Franz Thürauer (born 25 September 1953) is an Austrian composer, music educator and church musician.

== Life ==
Born in Wolfenreith Nr. 9, Bergern im Dunkelsteinerwald community, Thürauer grew up in a family where folk music was cultivated. He received early lessons in clarinet and piano. From 1969 to 1972, he was educated in organ and violin at the Tyrolean State Conservatory in Innsbruck. After passing the Matura at the grammar school in St. Karls/Volders in 1972, he went to the Academy of Music and Performing Arts in Vienna, where he studied church music with Anton Heiller and Hans Gillesberger, as well as composition with Francis Burt and Kurt Schwertsik.

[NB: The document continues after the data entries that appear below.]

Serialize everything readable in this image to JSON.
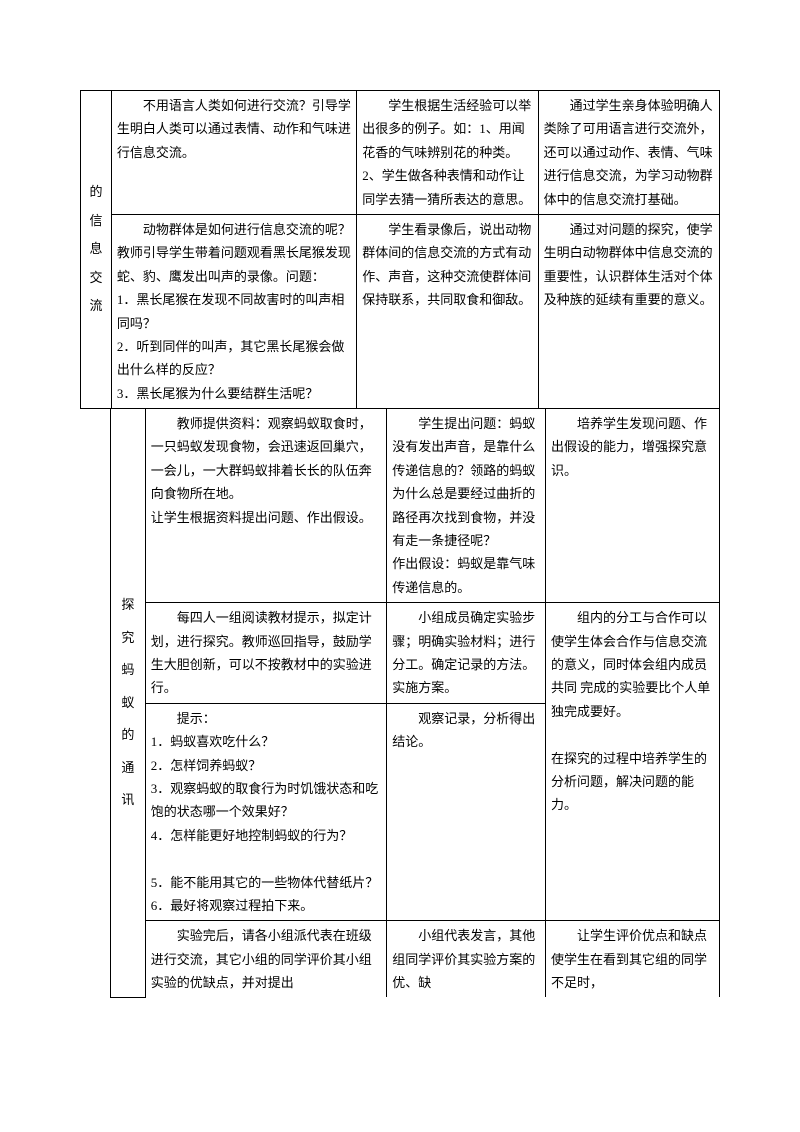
{
  "table1": {
    "header1": "的信息交流",
    "row1": {
      "col2": "不用语言人类如何进行交流？引导学生明白人类可以通过表情、动作和气味进行信息交流。",
      "col3": "学生根据生活经验可以举出很多的例子。如：1、用闻花香的气味辨别花的种类。2、学生做各种表情和动作让同学去猜一猜所表达的意思。",
      "col4": "通过学生亲身体验明确人类除了可用语言进行交流外，还可以通过动作、表情、气味进行信息交流，为学习动物群体中的信息交流打基础。"
    },
    "row2": {
      "col2": "动物群体是如何进行信息交流的呢？教师引导学生带着问题观看黑长尾猴发现蛇、豹、鹰发出叫声的录像。问题：\n1．黑长尾猴在发现不同故害时的叫声相同吗？\n2．听到同伴的叫声，其它黑长尾猴会做出什么样的反应？\n3．黑长尾猴为什么要结群生活呢？",
      "col3": "学生看录像后，说出动物群体间的信息交流的方式有动作、声音，这种交流使群体间保持联系，共同取食和御敌。",
      "col4": "通过对问题的探究，使学生明白动物群体中信息交流的重要性，认识群体生活对个体及种族的延续有重要的意义。"
    }
  },
  "table2": {
    "header": "探究蚂蚁的通讯",
    "row1": {
      "col2": "教师提供资料：观察蚂蚁取食时，一只蚂蚁发现食物，会迅速返回巢穴，一会儿，一大群蚂蚁排着长长的队伍奔向食物所在地。\n让学生根据资料提出问题、作出假设。",
      "col3": "学生提出问题：蚂蚁没有发出声音，是靠什么传递信息的？领路的蚂蚁为什么总是要经过曲折的路径再次找到食物，并没有走一条捷径呢？\n作出假设：蚂蚁是靠气味传递信息的。",
      "col4": "培养学生发现问题、作出假设的能力，增强探究意识。"
    },
    "row2": {
      "col2a": "每四人一组阅读教材提示，拟定计划，进行探究。教师巡回指导，鼓励学生大胆创新，可以不按教材中的实验进行。",
      "col2b": "提示：\n1．蚂蚁喜欢吃什么？\n2．怎样饲养蚂蚁？\n3．观察蚂蚁的取食行为时饥饿状态和吃饱的状态哪一个效果好？\n4．怎样能更好地控制蚂蚁的行为？\n\n5．能不能用其它的一些物体代替纸片？\n6．最好将观察过程拍下来。",
      "col3a": "小组成员确定实验步骤；明确实验材料；进行分工。确定记录的方法。\n实施方案。",
      "col3b": "观察记录，分析得出结论。",
      "col4": "组内的分工与合作可以使学生体会合作与信息交流的意义，同时体会组内成员共同 完成的实验要比个人单独完成要好。\n\n在探究的过程中培养学生的分析问题，解决问题的能力。"
    },
    "row3": {
      "col2": "实验完后，请各小组派代表在班级进行交流，其它小组的同学评价其小组实验的优缺点，并对提出",
      "col3": "小组代表发言，其他组同学评价其实验方案的优、缺",
      "col4": "让学生评价优点和缺点使学生在看到其它组的同学不足时，"
    }
  }
}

With the 1978/79 school year, Thürauer began his career as a music teacher at the St. Pölten Music School, where he was employed as a piano teacher. From 1 September 1979, he was also appointed as a music teacher at the Stiftsgymnasium Melk, where he was the teacher of Otto Lechner, Thomas Foramitti and Manfred Regall, among others. As a composer, this gave him the opportunity to compose or create appropriate musical works for his students and their choice of musical instruments. In 1984, he was appointed "Regens Chori" of Melk Abbey and dedicated himself to church music as organist and choirmaster. Thürauer received commissions to compose for the "Melker Pfingstkonzerte", where, among others, the Concertino Kolomani was performed on 21 March 1983 in the Kolomani Hall of the monastery with Elisabeth Ullmann (organ), Bijan Khadem-Missagh (conductor and violin) and the "Tonkünstler Kammerorchester Wien". In 1991/92, he also received a teaching assignment for ear training and solfeggio at the Musikhochschule in Vienna. His works have been performed in Vienna (Musikverein, Konzerthaus, ORF-Sendesaal, Wiener Musiksommer), as well as at the Bregenz Festival, Lower Austria Donaufestival, Brucknerhaus Linz, in Japan and in America. Performers have included the Vienna Chamber Orchestra, the Vienna Saxophone Quartet, Ensemble Kontrapunkte, the Lower Austrian Tonkünstler Orchestra, the Vienna Virtuosi, the Vienna Youth Orchestra, the Stadttheater St. Pölten, the Vienna Symphony Orchestra and many others.

Thürauer lives in Kochholz/Lower Austria, is married and father of four children. On 31 August 2012, he ended his teaching activities at the Stiftsgymnasium Melk, but he continues to be active as a music school teacher at the Musikschule St. Pölten.

== Prizes and awards ==
- 1982: Theodor Körner Prize
- 1990: Österreichischer Förderungspreis für Musik.
- 2015: Niederösterreichischer Kulturpreis – Würdigungspreis.